US: Bill to remove tax-exempt status from Boy Scouts passes California Senate
A bill which would remove the tax-exempt status of the Boy Scouts of America (BSA), unless it fully accepted gay members, volunteers, and staff, has been approved in the Senate in the US state of California.
Despite the BSA’s new policy which will allow openly gay members to serve in the organisation from 1 January 2014, Senate Bill 323 would still mean the BSA would lose its tax-exempt status in the state, as it still does not allow openly gay adult scout leaders or volunteers.
The bill, introduced by Democratic Senator Ricardo Lara, would remove the tax-exempt status for groups such as the BSA which discriminate on the basis of gender identity, race, sexual orientation, nationality, religion or religion.
Senator Lara said: “Equality does not have an expiration date… Discrimination should not be subsidised.”
Because the bill changes California’s tax law, it required a two-thirds majority in order to pass, and as it passed 27 votes to 9 in the Senate, the bill will now move over to the Assembly.
If it passes, and is signed into law, it will require organisations such as the BSA to pay tax on donations, camp fees and membership dues. It would also be required to pay sales tax on food, beverages and homemade items sold at fundraisers.

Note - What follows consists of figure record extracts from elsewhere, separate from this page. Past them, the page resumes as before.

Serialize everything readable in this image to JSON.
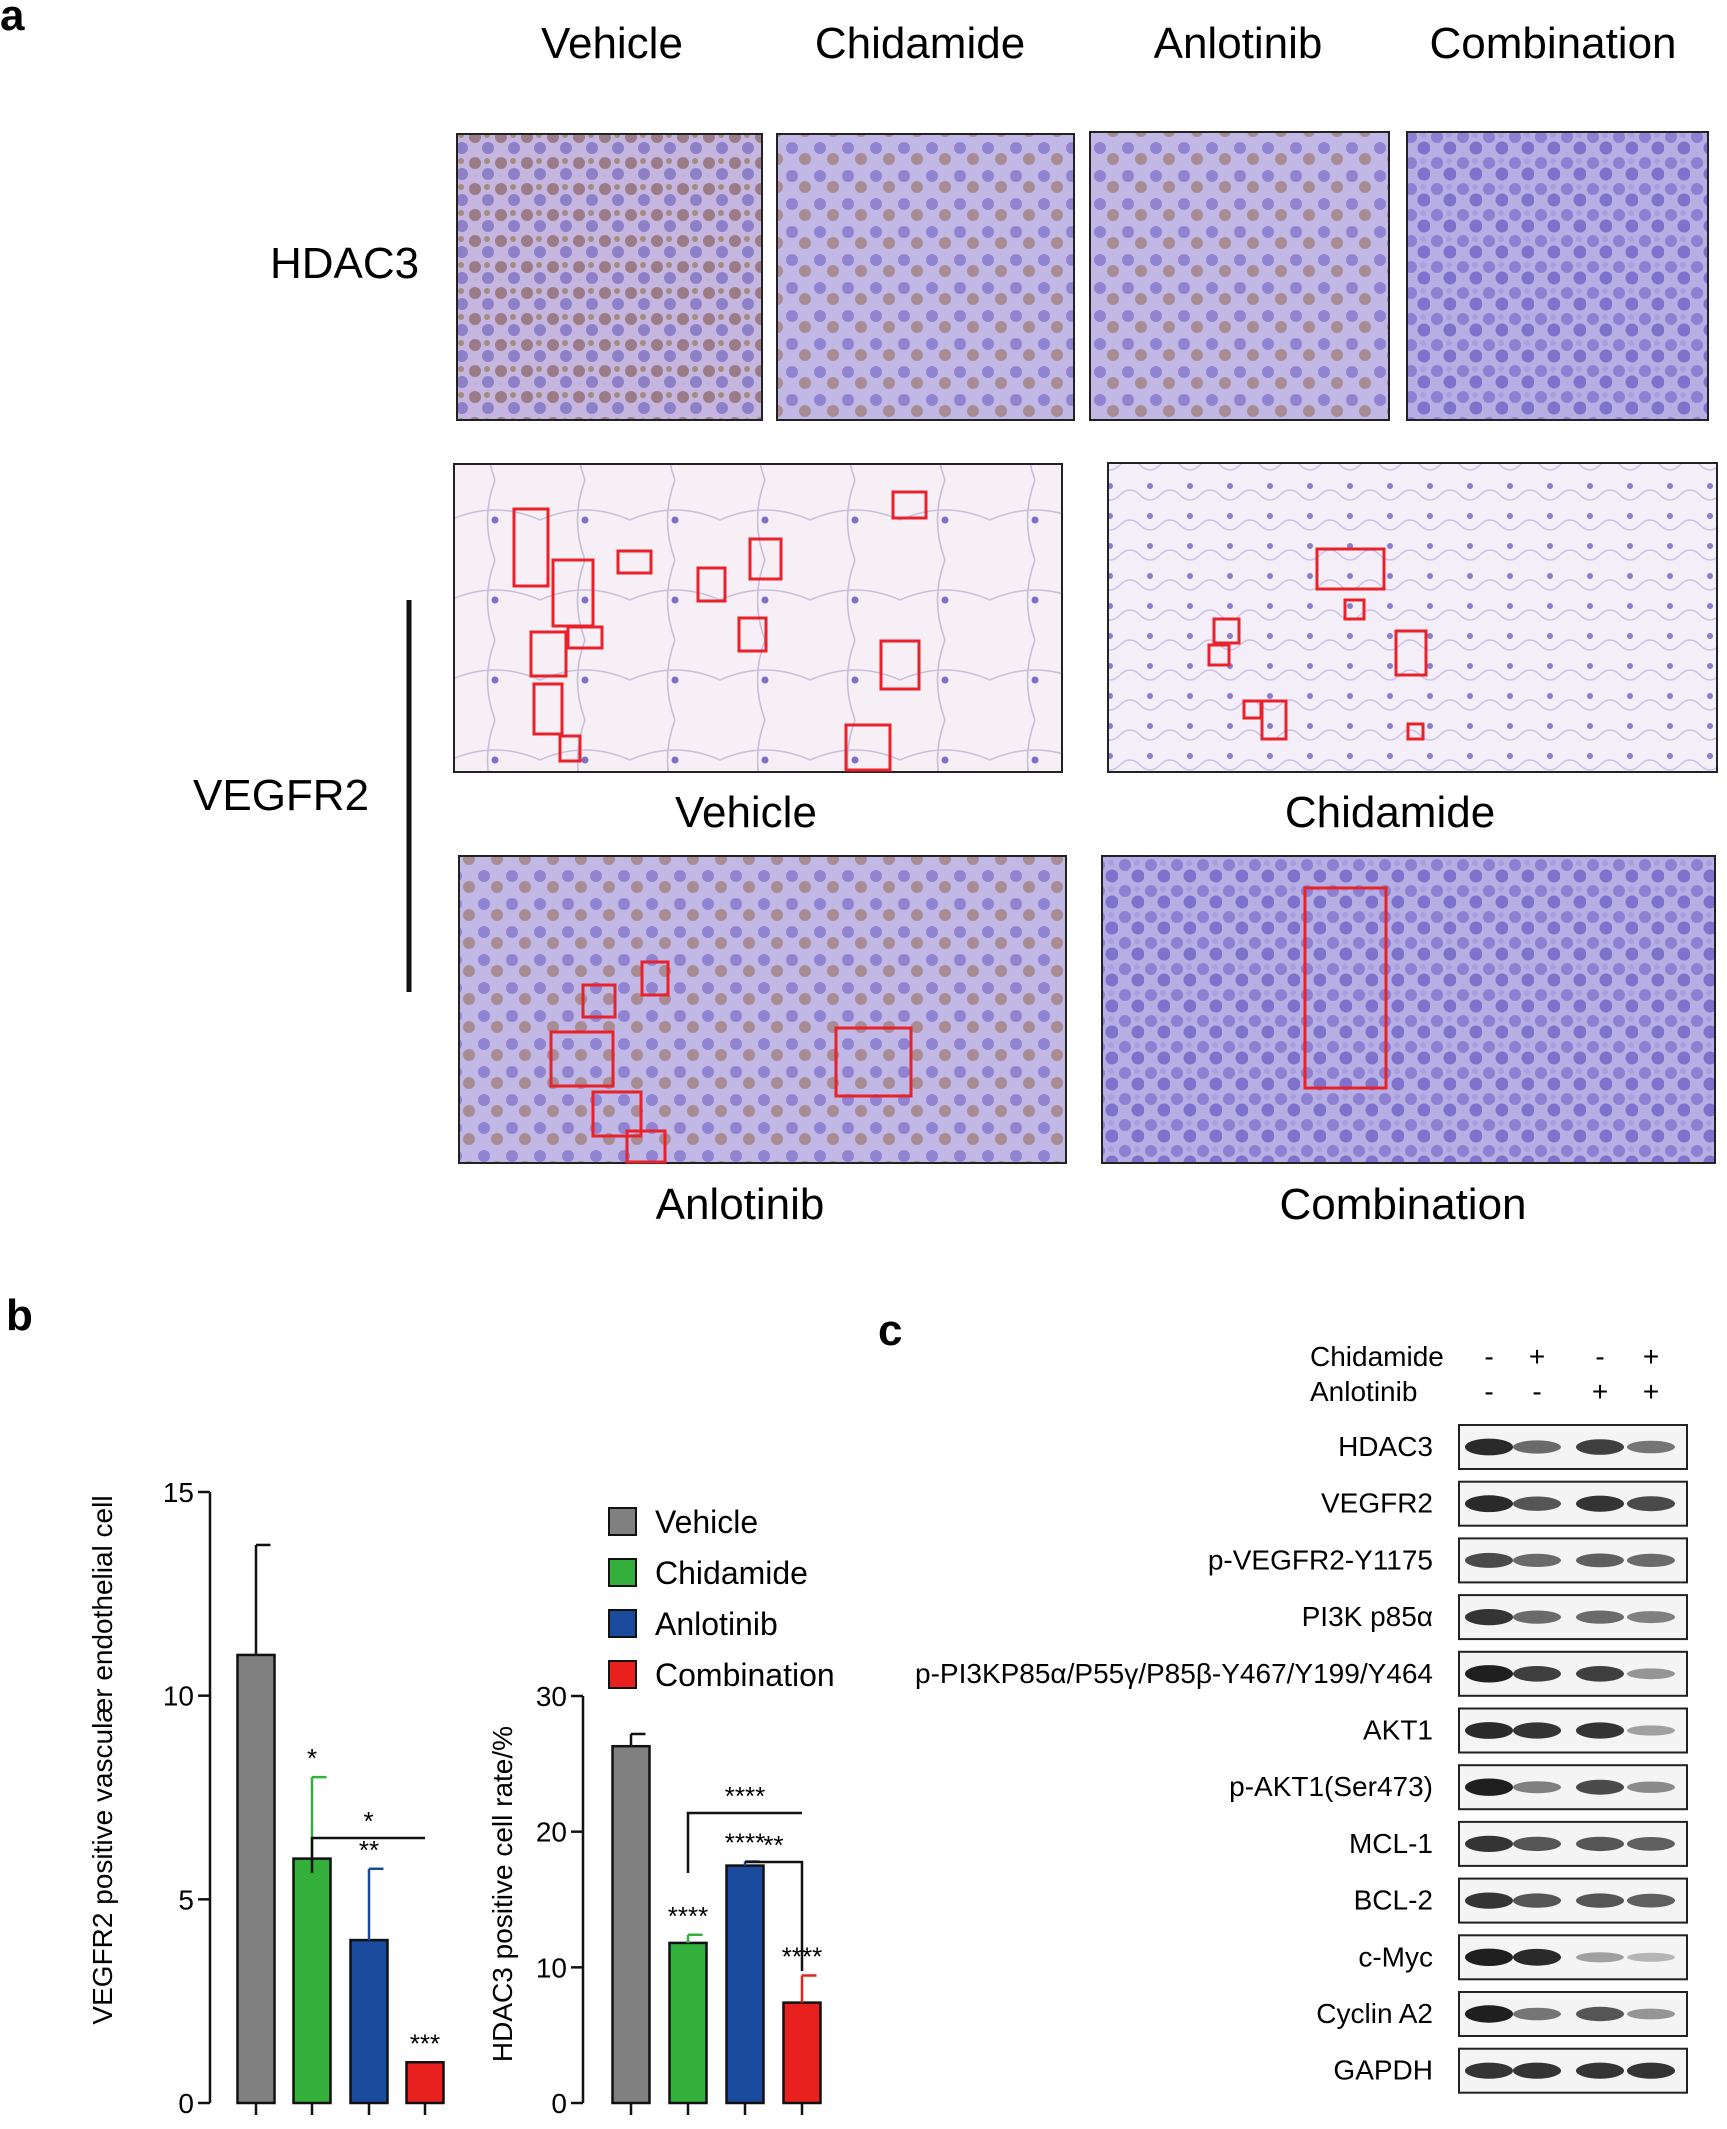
{
  "panel_labels": {
    "a": "a",
    "b": "b",
    "c": "c"
  },
  "panel_a": {
    "column_headers": [
      "Vehicle",
      "Chidamide",
      "Anlotinib",
      "Combination"
    ],
    "row_label_hdac3": "HDAC3",
    "row_label_vegfr2": "VEGFR2",
    "vegfr2_captions": [
      "Vehicle",
      "Chidamide",
      "Anlotinib",
      "Combination"
    ],
    "colors": {
      "stain_purple": "#9a8fd6",
      "background_pink": "#f4edf6",
      "box_red": "#e8212a"
    }
  },
  "legend": {
    "entries": [
      {
        "label": "Vehicle",
        "color": "#808080"
      },
      {
        "label": "Chidamide",
        "color": "#33b03b"
      },
      {
        "label": "Anlotinib",
        "color": "#1a4a9c"
      },
      {
        "label": "Combination",
        "color": "#e8211e"
      }
    ]
  },
  "chart_data": [
    {
      "type": "bar",
      "ylabel": "VEGFR2 positive vasculær endothelial cell",
      "ylim": [
        0,
        15
      ],
      "yticks": [
        0,
        5,
        10,
        15
      ],
      "categories": [
        "Vehicle",
        "Chidamide",
        "Anlotinib",
        "Combination"
      ],
      "values": [
        11.0,
        6.0,
        4.0,
        1.0
      ],
      "errors": [
        2.7,
        2.0,
        1.75,
        0
      ],
      "significance": [
        "",
        "*",
        "**",
        "***"
      ],
      "brackets": [
        {
          "from": "Chidamide",
          "to": "Combination",
          "label": "*"
        }
      ]
    },
    {
      "type": "bar",
      "ylabel": "HDAC3 positive cell rate/%",
      "ylim": [
        0,
        30
      ],
      "yticks": [
        0,
        10,
        20,
        30
      ],
      "categories": [
        "Vehicle",
        "Chidamide",
        "Anlotinib",
        "Combination"
      ],
      "values": [
        26.3,
        11.8,
        17.5,
        7.4
      ],
      "errors": [
        0.9,
        0.6,
        0.3,
        2.0
      ],
      "significance": [
        "",
        "****",
        "****",
        "****"
      ],
      "brackets": [
        {
          "from": "Chidamide",
          "to": "Combination",
          "label": "****"
        },
        {
          "from": "Anlotinib",
          "to": "Combination",
          "label": "**"
        }
      ]
    }
  ],
  "panel_c": {
    "treatment_rows": [
      {
        "name": "Chidamide",
        "signs": [
          "-",
          "+",
          "-",
          "+"
        ]
      },
      {
        "name": "Anlotinib",
        "signs": [
          "-",
          "-",
          "+",
          "+"
        ]
      }
    ],
    "blots": [
      {
        "label": "HDAC3",
        "intensity": [
          0.9,
          0.6,
          0.8,
          0.55
        ]
      },
      {
        "label": "VEGFR2",
        "intensity": [
          0.9,
          0.7,
          0.85,
          0.75
        ]
      },
      {
        "label": "p-VEGFR2-Y1175",
        "intensity": [
          0.75,
          0.6,
          0.65,
          0.6
        ]
      },
      {
        "label": "PI3K p85α",
        "intensity": [
          0.85,
          0.6,
          0.6,
          0.5
        ]
      },
      {
        "label": "p-PI3KP85α/P55γ/P85β-Y467/Y199/Y464",
        "intensity": [
          0.95,
          0.8,
          0.8,
          0.4
        ]
      },
      {
        "label": "AKT1",
        "intensity": [
          0.9,
          0.85,
          0.85,
          0.35
        ]
      },
      {
        "label": "p-AKT1(Ser473)",
        "intensity": [
          0.95,
          0.5,
          0.75,
          0.45
        ]
      },
      {
        "label": "MCL-1",
        "intensity": [
          0.85,
          0.7,
          0.7,
          0.65
        ]
      },
      {
        "label": "BCL-2",
        "intensity": [
          0.85,
          0.7,
          0.7,
          0.65
        ]
      },
      {
        "label": "c-Myc",
        "intensity": [
          0.95,
          0.9,
          0.35,
          0.25
        ]
      },
      {
        "label": "Cyclin A2",
        "intensity": [
          0.95,
          0.55,
          0.7,
          0.4
        ]
      },
      {
        "label": "GAPDH",
        "intensity": [
          0.85,
          0.85,
          0.85,
          0.85
        ]
      }
    ]
  }
}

In a statement from the BSA, Deron Smith said: “Today, more than ever, youth need the character and leadership programs of Scouting. We are disappointed with anything that impacts our ability to serve more youth.”
Scouting leaders have objected to the bill, saying it could harm local BSA troops, which serve 180,000 youth members. Conservative legal aid groups have threatened to sue if the legislation is signed into law, on the basis that it discriminates based on religious belief.